あえて言うなら、セットを作り、撮影し、編集するのに数ヶ月かかったというところでしょうか。

 

たいへんであると同時に、あなたの手の込んだ作品とインスタレーションとしての全体像を、フィルムに収めることができるというのはやりがいがあるのではないですか。インスタレーションは展示が終われば消えてしまうものですから。そのことは、あなたがフィルム制作に取り組む理由の一つでもありますか?
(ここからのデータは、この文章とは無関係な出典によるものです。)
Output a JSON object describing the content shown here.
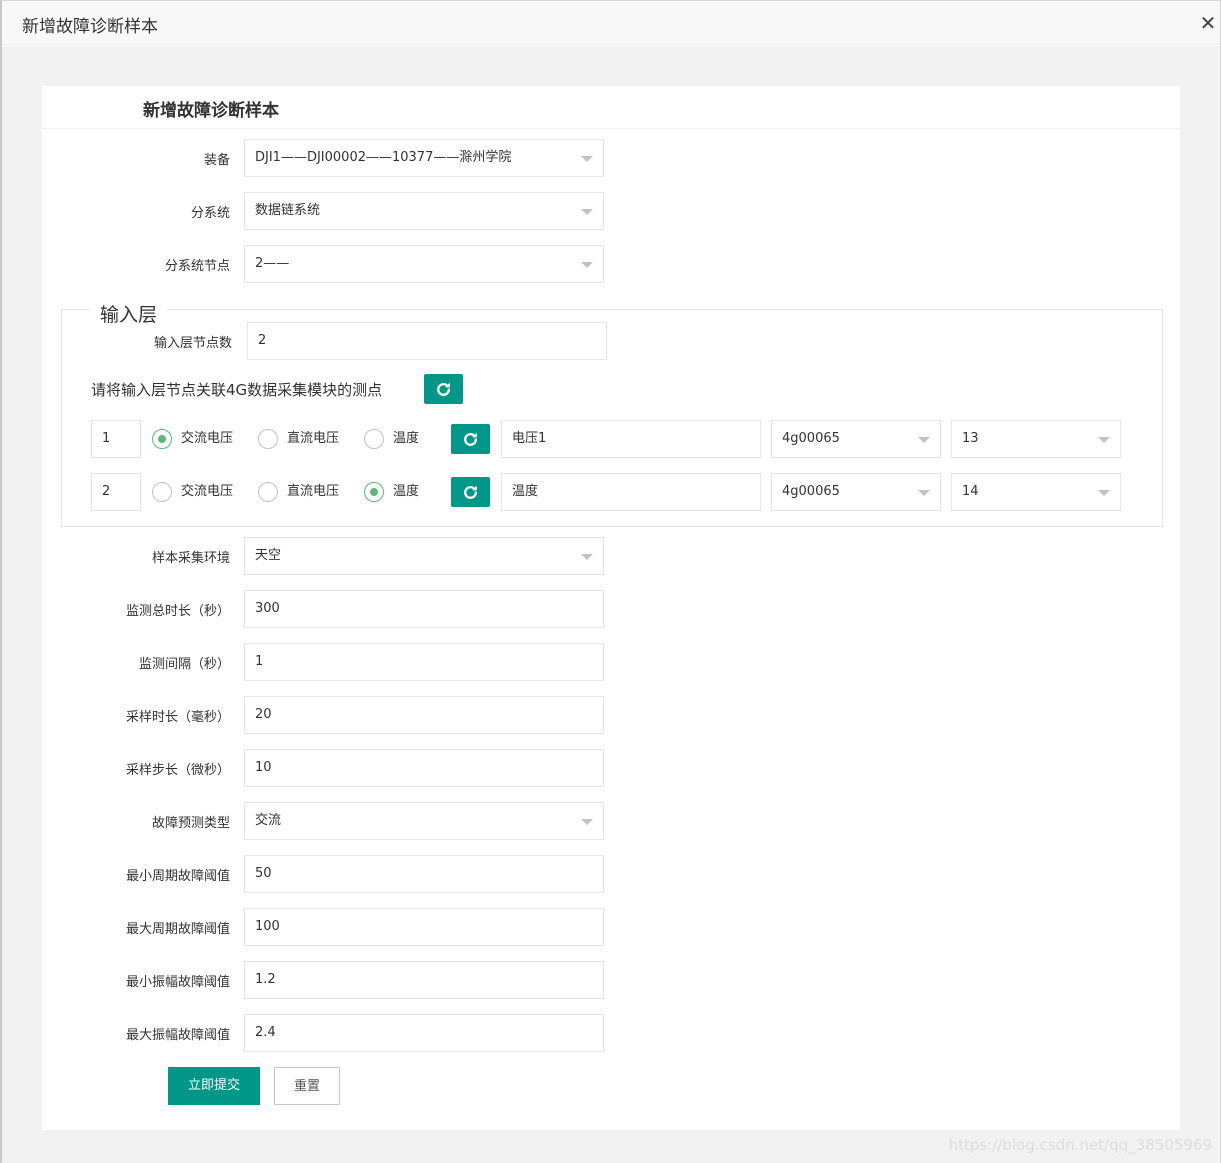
{
  "window": {
    "title": "新增故障诊断样本"
  },
  "form": {
    "heading": "新增故障诊断样本",
    "equipment": {
      "label": "装备",
      "value": "DJI1——DJI00002——10377——滁州学院"
    },
    "subsystem": {
      "label": "分系统",
      "value": "数据链系统"
    },
    "subsystem_node": {
      "label": "分系统节点",
      "value": "2——"
    },
    "input_layer": {
      "legend": "输入层",
      "node_count_label": "输入层节点数",
      "node_count_value": "2",
      "hint": "请将输入层节点关联4G数据采集模块的测点",
      "rows": [
        {
          "index": "1",
          "options": [
            "交流电压",
            "直流电压",
            "温度"
          ],
          "selected": 0,
          "point_name": "电压1",
          "module": "4g00065",
          "channel": "13"
        },
        {
          "index": "2",
          "options": [
            "交流电压",
            "直流电压",
            "温度"
          ],
          "selected": 2,
          "point_name": "温度",
          "module": "4g00065",
          "channel": "14"
        }
      ]
    },
    "environment": {
      "label": "样本采集环境",
      "value": "天空"
    },
    "total_duration": {
      "label": "监测总时长（秒）",
      "value": "300"
    },
    "interval": {
      "label": "监测间隔（秒）",
      "value": "1"
    },
    "sample_duration": {
      "label": "采样时长（毫秒）",
      "value": "20"
    },
    "sample_step": {
      "label": "采样步长（微秒）",
      "value": "10"
    },
    "fault_type": {
      "label": "故障预测类型",
      "value": "交流"
    },
    "min_period": {
      "label": "最小周期故障阈值",
      "value": "50"
    },
    "max_period": {
      "label": "最大周期故障阈值",
      "value": "100"
    },
    "min_amplitude": {
      "label": "最小振幅故障阈值",
      "value": "1.2"
    },
    "max_amplitude": {
      "label": "最大振幅故障阈值",
      "value": "2.4"
    },
    "submit_label": "立即提交",
    "reset_label": "重置"
  },
  "watermark": "https://blog.csdn.net/qq_38505969",
  "colors": {
    "primary": "#009688",
    "radio_checked": "#5FB878",
    "border": "#e6e6e6",
    "background": "#f2f2f2"
  },
  "icons": {
    "refresh": "refresh-icon",
    "close": "close-icon",
    "dropdown": "chevron-down-icon"
  }
}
アニメーションにおいて私は、たくさんの作業と思考を組み合わせて一つにすることができます。だから私のアニメはディテールにあふれています。くり返し見るたびに何か新しいものを見つけると思います。私でさえ見つけます。
フィルムは、物語を語るうえでとても実りある手法です。完結しています。自分の思うままに観客を導くことができます。いわば空気を創るということです。もちろんそれには危険もあります。私は観客に物語の解釈の余地を十分に与えたいと思います。私のインスタレーションやドローイング、他の作品がそうであるように。
解釈の自由は、『ゲイの栗鼠』においてはより難しかったです。ナレーションを使ったからです。私の他のフィルム作品には言葉がありません。なので音楽を使わず、背景の効果音をできるだけ下げることで、操りすぎないように心がけました。幸運にも、ナレーターのブラッドリー・シーモア氏は魅惑的な声をしています。そのことが、映像から異なる要素を読み取るための十分な自由を与え、空想させてくれていると思います。
だからそうです。フィルムは、展覧会のあとになくなってしまう多くの作品を保存してくれます。